Langkah ini disebut sebagai bagian dari upaya Trump untuk menekan China agar menghentikan praktik dagang yang ia anggap curang. Ia menuding China berperan besar dalam defisit perdagangan AS yang mencapai 1 triliun dolar AS.
Ketegangan antara dua negara ekonomi raksasa ini bukan kali pertama terjadi. Sebelumnya, China juga menaikkan tarif terhadap barang-barang asal AS hingga 84 persen. Tak tinggal diam, Trump merespons dengan kebijakan tarif balasan yang kini mencapai puncaknya di angka 125 persen sejak ia menjabat pada Januari lalu.
Berbeda dengan sikap keras terhadap China, Trump justru menunjukkan pendekatan lunak terhadap 75 negara lainnya. Ia menyebut sebagian besar negara-negara tersebut telah bersedia duduk bersama perwakilan AS dan Departemen Perdagangan untuk membahas hambatan dagang, termasuk tarif dan kebijakan non-moneter.
“Saya telah mengesahkan penghentian selama 90 hari, dan tarif timbal balik yang diturunkan secara substansial selama periode ini, sebesar 10 persen yang juga berlaku segera,” ujarnya.

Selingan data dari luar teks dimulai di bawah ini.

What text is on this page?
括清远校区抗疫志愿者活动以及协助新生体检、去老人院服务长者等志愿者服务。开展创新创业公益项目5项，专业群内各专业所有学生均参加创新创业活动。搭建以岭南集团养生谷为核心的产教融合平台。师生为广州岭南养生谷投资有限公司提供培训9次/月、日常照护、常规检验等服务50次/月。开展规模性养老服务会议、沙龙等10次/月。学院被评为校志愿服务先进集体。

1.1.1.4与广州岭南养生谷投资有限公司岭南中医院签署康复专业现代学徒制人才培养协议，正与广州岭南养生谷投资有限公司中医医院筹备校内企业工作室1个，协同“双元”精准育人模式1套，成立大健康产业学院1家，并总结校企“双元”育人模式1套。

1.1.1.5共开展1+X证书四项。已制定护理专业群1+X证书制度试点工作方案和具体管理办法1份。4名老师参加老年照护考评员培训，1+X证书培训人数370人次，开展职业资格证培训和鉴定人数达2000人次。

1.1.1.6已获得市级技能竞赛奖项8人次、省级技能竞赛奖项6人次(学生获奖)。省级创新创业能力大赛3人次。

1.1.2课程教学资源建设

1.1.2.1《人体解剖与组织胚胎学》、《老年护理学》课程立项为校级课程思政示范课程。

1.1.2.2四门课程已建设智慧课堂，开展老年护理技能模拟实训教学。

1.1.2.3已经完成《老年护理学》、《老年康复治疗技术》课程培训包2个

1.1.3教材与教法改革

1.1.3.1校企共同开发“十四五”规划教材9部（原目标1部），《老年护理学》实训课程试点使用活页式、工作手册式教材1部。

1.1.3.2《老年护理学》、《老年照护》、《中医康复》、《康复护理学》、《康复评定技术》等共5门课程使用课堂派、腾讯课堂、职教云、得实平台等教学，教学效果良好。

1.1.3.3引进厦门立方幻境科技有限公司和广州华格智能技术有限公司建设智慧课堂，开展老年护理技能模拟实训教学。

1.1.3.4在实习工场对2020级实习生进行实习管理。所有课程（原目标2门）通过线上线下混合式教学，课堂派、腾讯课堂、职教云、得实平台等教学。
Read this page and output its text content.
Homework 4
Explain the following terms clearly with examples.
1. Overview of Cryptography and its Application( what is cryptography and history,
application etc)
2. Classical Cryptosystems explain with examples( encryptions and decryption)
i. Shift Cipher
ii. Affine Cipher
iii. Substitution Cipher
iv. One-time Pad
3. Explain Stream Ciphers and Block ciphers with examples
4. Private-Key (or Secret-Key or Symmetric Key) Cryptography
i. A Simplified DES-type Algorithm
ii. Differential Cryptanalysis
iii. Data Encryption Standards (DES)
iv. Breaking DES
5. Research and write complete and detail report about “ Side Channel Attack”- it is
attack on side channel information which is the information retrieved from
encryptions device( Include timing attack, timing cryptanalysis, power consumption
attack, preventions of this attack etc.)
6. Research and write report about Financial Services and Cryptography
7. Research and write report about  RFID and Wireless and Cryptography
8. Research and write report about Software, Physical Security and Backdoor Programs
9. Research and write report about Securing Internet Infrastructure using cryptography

Trump sempat memamerkan dua papan besar berisi rincian tarif impor baru. Papan pertama menunjukkan tarif antara 10 hingga 49 persen, sementara papan kedua menunjukkan tarif hingga 50 persen. Dalam daftar tersebut, Indonesia tercatat dikenakan tarif sebesar 32 persen.
Menurut seorang pejabat Gedung Putih yang enggan disebut namanya, kebijakan tarif terbaru ini akan mulai berlaku sejak 9 April dan mencakup sekitar 60 negara. Sementara itu, tarif dasar sebesar 10 persen akan mulai berlaku Sabtu (5/4) lalu.